Topology and its Applications ( IF 0.6 ) Pub Date : 2021-06-21 , DOI: 10.1016/j.topol.2021.107756 Aristide Tsemo
In this paper, we study affine manifolds endowed with linear foliations. These are foliations defined by vector subspaces invariant by the linear holonomy. We show that an n-dimensional compact, complete, and oriented affine manifold endowed with a codimension 1 linear foliation is homeomorphic to the n-dimensional torus if the leaves of are simply connected.
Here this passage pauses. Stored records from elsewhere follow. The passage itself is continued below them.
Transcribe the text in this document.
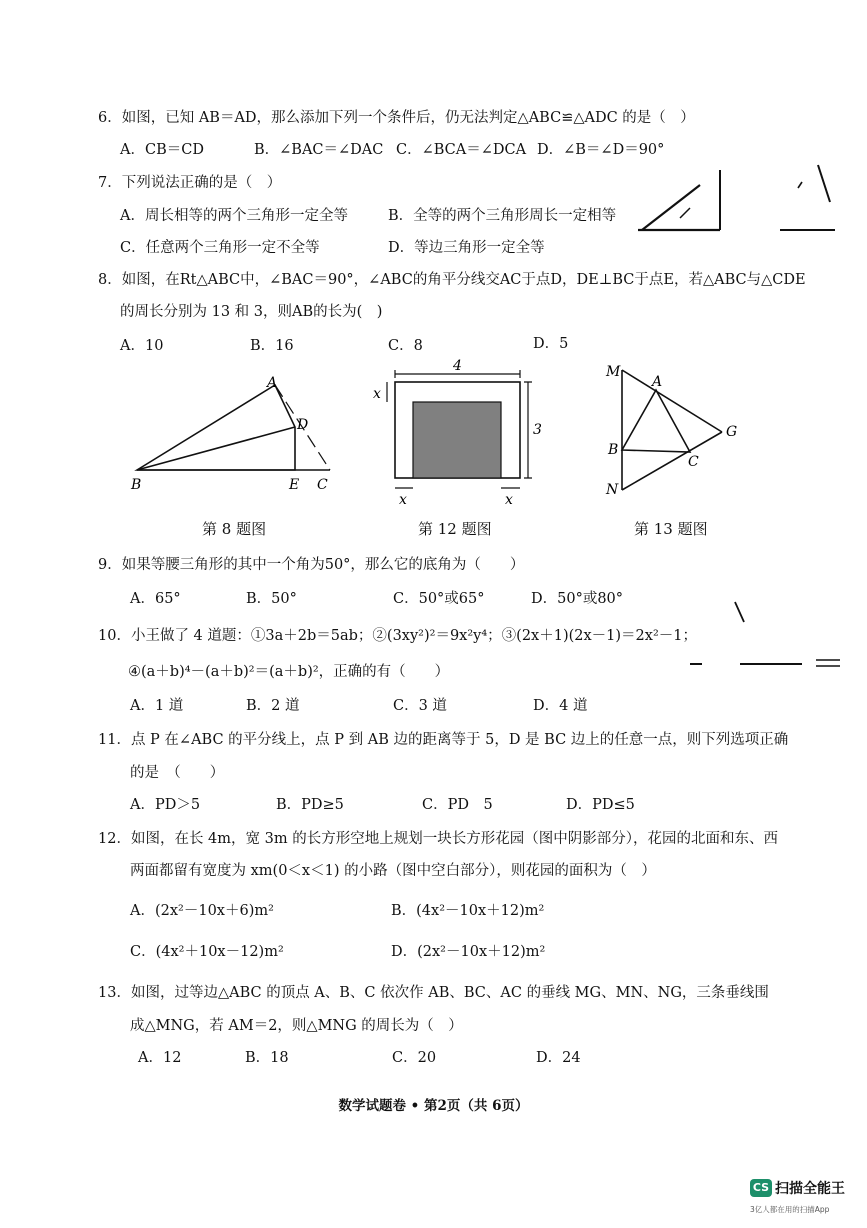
6．如图，已知 AB＝AD，那么添加下列一个条件后，仍无法判定△ABC≌△ADC 的是（　）
A．CB＝CD	B．∠BAC＝∠DAC C．∠BCA＝∠DCA D．∠B＝∠D＝90°
7．下列说法正确的是（　）
A．周长相等的两个三角形一定全等	B．全等的两个三角形周长一定相等
C．任意两个三角形一定不全等	D．等边三角形一定全等
8．如图，在Rt△ABC中，∠BAC＝90°，∠ABC的角平分线交AC于点D，DE⊥BC于点E，若△ABC与△CDE
的周长分别为 13 和 3，则AB的长为(　)
A．10	B．16	C．8	D．5
A
D
B	E C
第 8 题图
4
3
x
x	x
第 12 题图
M
A
G
B
C
N
第 13 题图
9．如果等腰三角形的其中一个角为50°，那么它的底角为（　　）
A．65°	B．50°	C．50°或65°	D．50°或80°
10．小王做了 4 道题：①3a＋2b＝5ab；②(3xy²)²＝9x²y⁴；③(2x＋1)(2x－1)＝2x²－1；
④(a＋b)⁴－(a＋b)²＝(a＋b)²，正确的有（　　）
A．1 道	B．2 道	C．3 道	D．4 道
11．点 P 在∠ABC 的平分线上，点 P 到 AB 边的距离等于 5，D 是 BC 边上的任意一点，则下列选项正确
的是　（　　）
A．PD＞5	B．PD≥5	C．PD　5	D．PD≤5
12．如图，在长 4m，宽 3m 的长方形空地上规划一块长方形花园（图中阴影部分），花园的北面和东、西
两面都留有宽度为 xm(0＜x＜1) 的小路（图中空白部分），则花园的面积为（　）
A．(2x²－10x＋6)m²	B．(4x²－10x＋12)m²
C．(4x²＋10x－12)m²	D．(2x²－10x＋12)m²
13．如图，过等边△ABC 的顶点 A、B、C 依次作 AB、BC、AC 的垂线 MG、MN、NG，三条垂线围
成△MNG，若 AM＝2，则△MNG 的周长为（　）
A．12	B．18	C．20	D．24
数学试题卷 • 第2页（共 6页）
CS 扫描全能王
3亿人都在用的扫描App
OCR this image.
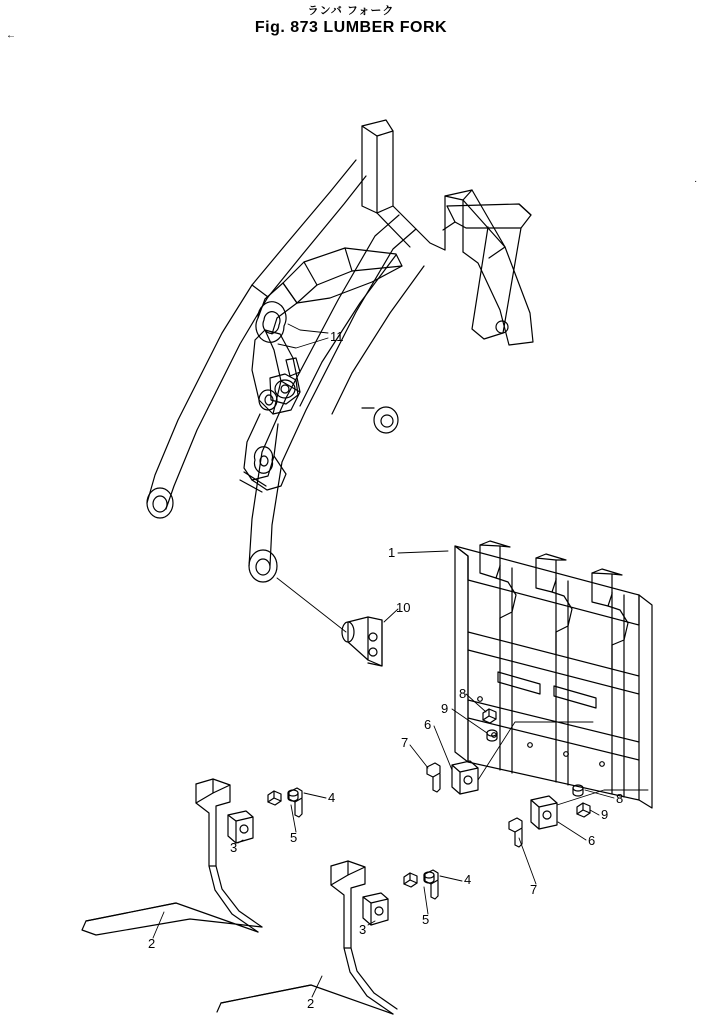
←
·
ランバ フォーク
Fig. 873 LUMBER FORK
11
1
10
8
9
6
7
8
9
6
7
4
5
3
2
4
5
3
2
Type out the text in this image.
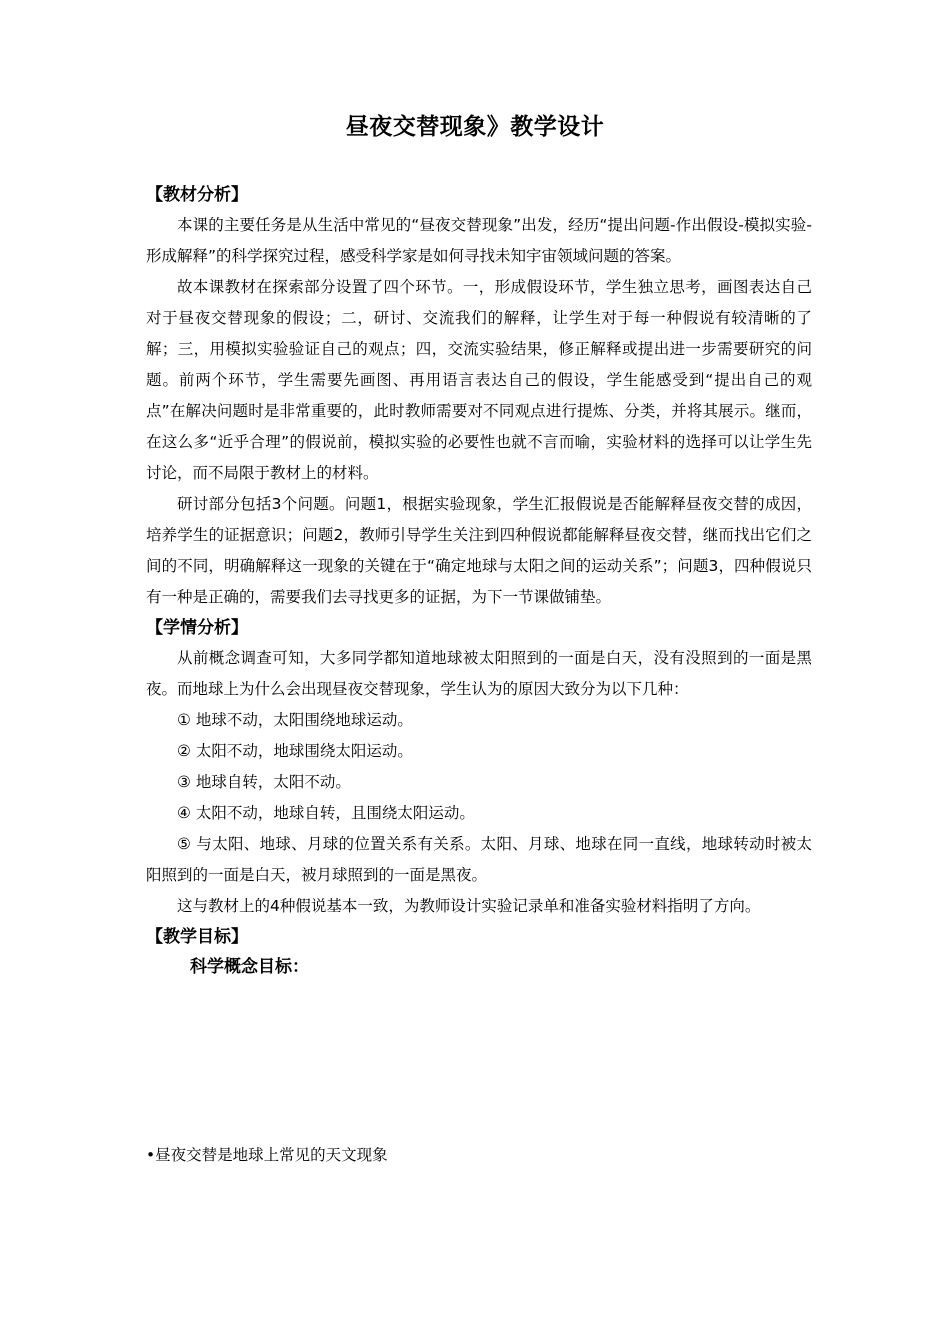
昼夜交替现象》教学设计
【教材分析】

本课的主要任务是从生活中常见的“昼夜交替现象”出发，经历“提出问题-作出假设-模拟实验-形成解释”的科学探究过程，感受科学家是如何寻找未知宇宙领域问题的答案。

故本课教材在探索部分设置了四个环节。一，形成假设环节，学生独立思考，画图表达自己对于昼夜交替现象的假设；二，研讨、交流我们的解释，让学生对于每一种假说有较清晰的了解；三，用模拟实验验证自己的观点；四，交流实验结果，修正解释或提出进一步需要研究的问题。前两个环节，学生需要先画图、再用语言表达自己的假设，学生能感受到“提出自己的观点”在解决问题时是非常重要的，此时教师需要对不同观点进行提炼、分类，并将其展示。继而，在这么多“近乎合理”的假说前，模拟实验的必要性也就不言而喻，实验材料的选择可以让学生先讨论，而不局限于教材上的材料。

研讨部分包括3个问题。问题1，根据实验现象，学生汇报假说是否能解释昼夜交替的成因，培养学生的证据意识；问题2，教师引导学生关注到四种假说都能解释昼夜交替，继而找出它们之间的不同，明确解释这一现象的关键在于“确定地球与太阳之间的运动关系”；问题3，四种假说只有一种是正确的，需要我们去寻找更多的证据，为下一节课做铺垫。

【学情分析】

从前概念调查可知，大多同学都知道地球被太阳照到的一面是白天，没有没照到的一面是黑夜。而地球上为什么会出现昼夜交替现象，学生认为的原因大致分为以下几种：

① 地球不动，太阳围绕地球运动。

② 太阳不动，地球围绕太阳运动。

③ 地球自转，太阳不动。

④ 太阳不动，地球自转，且围绕太阳运动。

⑤ 与太阳、地球、月球的位置关系有关系。太阳、月球、地球在同一直线，地球转动时被太阳照到的一面是白天，被月球照到的一面是黑夜。

这与教材上的4种假说基本一致，为教师设计实验记录单和准备实验材料指明了方向。

【教学目标】
科学概念目标：
•昼夜交替是地球上常见的天文现象
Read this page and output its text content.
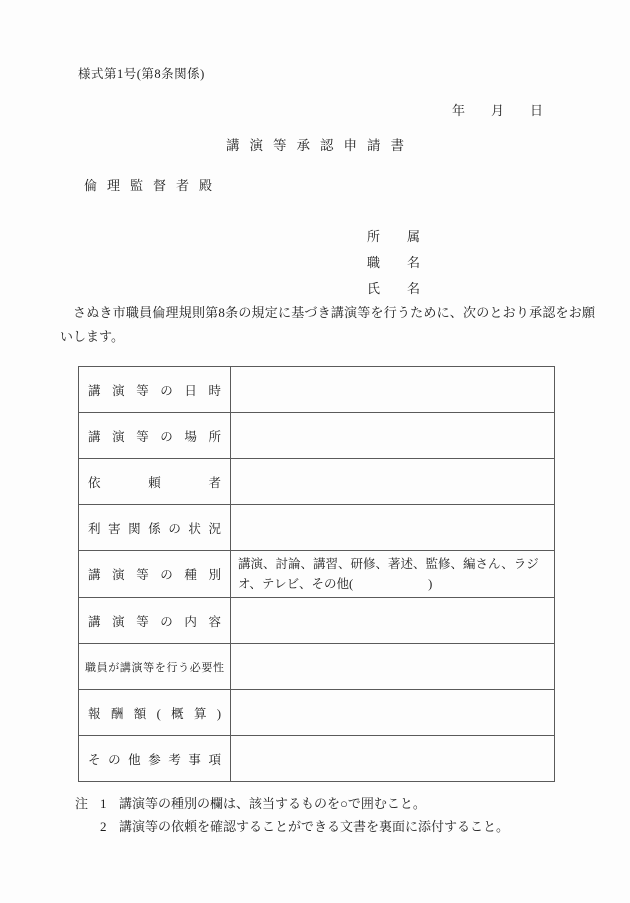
様式第1号(第8条関係)
年　　月　　日
講演等承認申請書
倫理監督者殿
所　属
職　名
氏　名
さぬき市職員倫理規則第8条の規定に基づき講演等を行うために、次のとおり承認をお願いします。
講演等の日時	
講演等の場所	
依頼者	
利害関係の状況	
講演等の種別	講演、討論、講習、研修、著述、監修、編さん、ラジオ、テレビ、その他(　　　　　　)
講演等の内容	
職員が講演等を行う必要性	
報酬額(概算)	
その他参考事項	
注 1 講演等の種別の欄は、該当するものを○で囲むこと。
2 講演等の依頼を確認することができる文書を裏面に添付すること。
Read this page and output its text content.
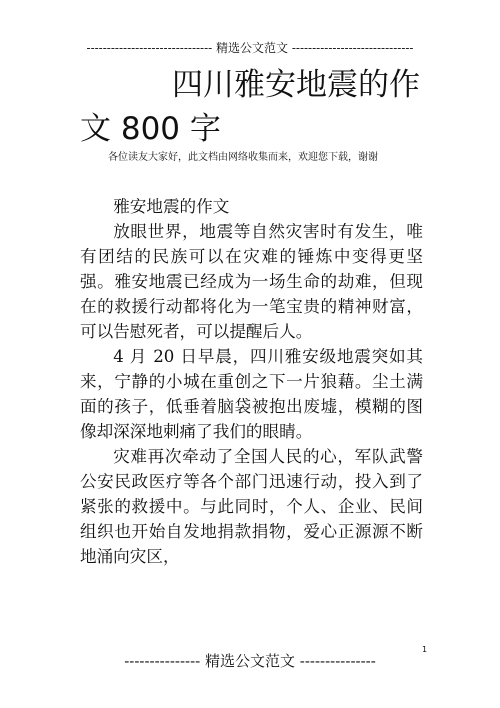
------------------------------- 精选公文范文 ------------------------------
四川雅安地震的作
文 800 字
各位读友大家好，此文档由网络收集而来，欢迎您下载，谢谢

雅安地震的作文

放眼世界，地震等自然灾害时有发生，唯有团结的民族可以在灾难的锤炼中变得更坚强。雅安地震已经成为一场生命的劫难，但现在的救援行动都将化为一笔宝贵的精神财富， 可以告慰死者，可以提醒后人。

4 月 20 日早晨，四川雅安级地震突如其来，宁静的小城在重创之下一片狼藉。尘土满面的孩子，低垂着脑袋被抱出废墟，模糊的图像却深深地刺痛了我们的眼睛。

灾难再次牵动了全国人民的心，军队武警公安民政医疗等各个部门迅速行动，投入到了紧张的救援中。与此同时，个人、企业、民间组织也开始自发地捐款捐物，爱心正源源不断地涌向灾区，

1
--------------- 精选公文范文 ---------------
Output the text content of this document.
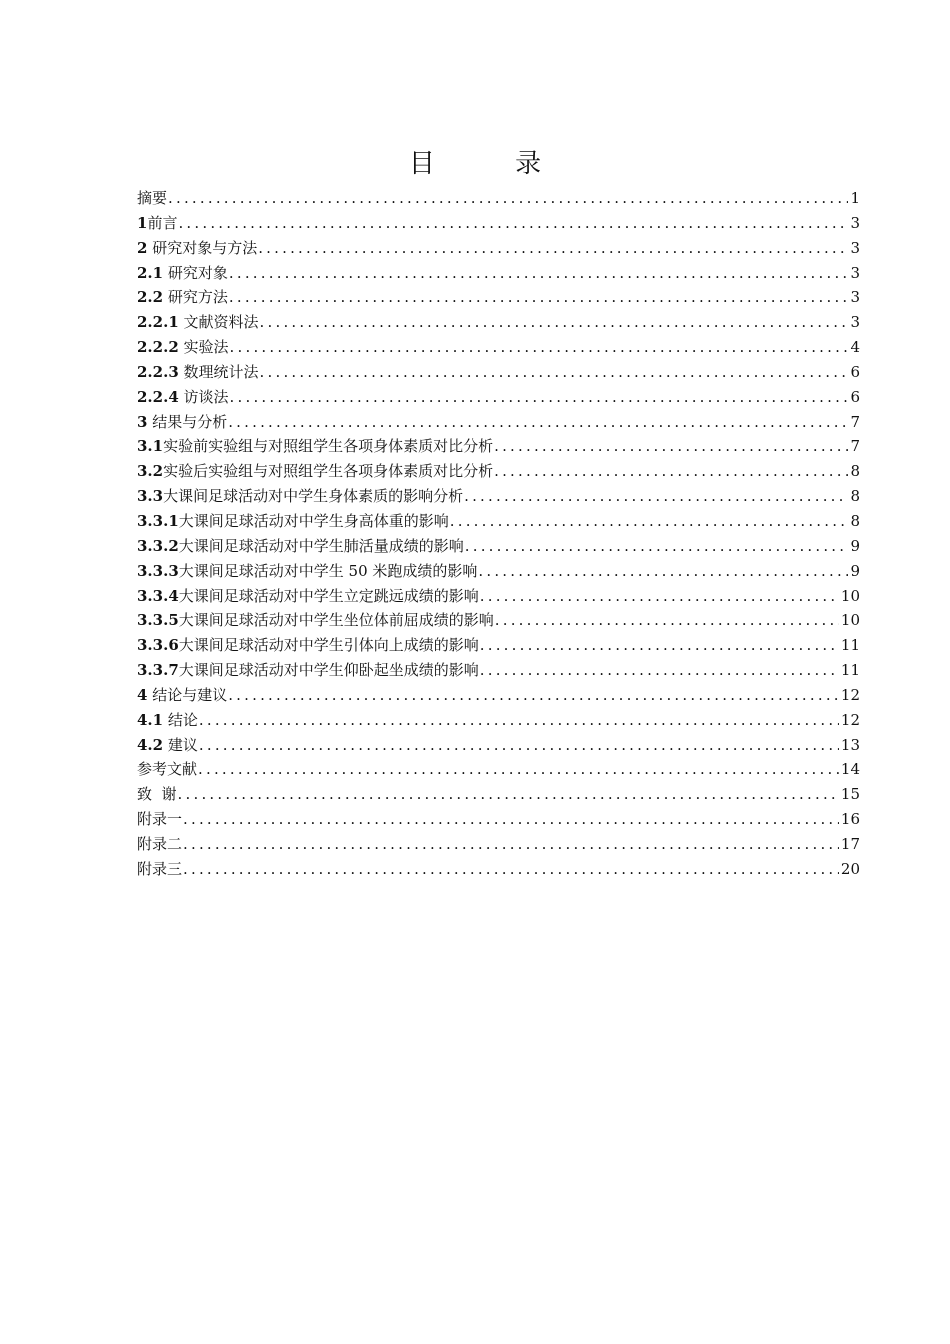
目 录
摘要 .....	1
1前言 .....	3
2 研究对象与方法 .....	3
2.1 研究对象 .....	3
2.2 研究方法 .....	3
2.2.1 文献资料法 .....	3
2.2.2 实验法 .....	4
2.2.3 数理统计法 .....	6
2.2.4 访谈法 .....	6
3 结果与分析 .....	7
3.1实验前实验组与对照组学生各项身体素质对比分析 .....	7
3.2实验后实验组与对照组学生各项身体素质对比分析 .....	8
3.3大课间足球活动对中学生身体素质的影响分析 .....	8
3.3.1大课间足球活动对中学生身高体重的影响 .....	8
3.3.2大课间足球活动对中学生肺活量成绩的影响 .....	9
3.3.3大课间足球活动对中学生 50 米跑成绩的影响 .....	9
3.3.4大课间足球活动对中学生立定跳远成绩的影响 .....	10
3.3.5大课间足球活动对中学生坐位体前屈成绩的影响 .....	10
3.3.6大课间足球活动对中学生引体向上成绩的影响 .....	11
3.3.7大课间足球活动对中学生仰卧起坐成绩的影响 .....	11
4 结论与建议 .....	12
4.1 结论 .....	12
4.2 建议 .....	13
参考文献 .....	14
致  谢 .....	15
附录一 .....	16
附录二 .....	17
附录三 .....	20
Let be a 3-dimensional compact affine manifold endowed with a codimension 1 linear foliation. We prove that has a finite cover which is homeomorphic to the total space of a bundle over the circle if its developing map is injective, and has a convex image.
中文翻译:
仿射流形上的线性叶理
在本文中,我们研究了具有线性叶理的仿射流形。这些是由线性完整法不变的向量子空间定义的叶面。我们展示了一个n维紧凑、完整和定向的仿射流形,其具有辅维 1 线性叶理同胚于n维环面,如果只是连接。让是一个 3 维紧凑仿射流形,赋予了一个 codimension 1 线性叶理。我们证明 有一个有限覆盖,如果它的展开图是单射的,它同胚于圆上的丛的总空间,并且有一个凸像。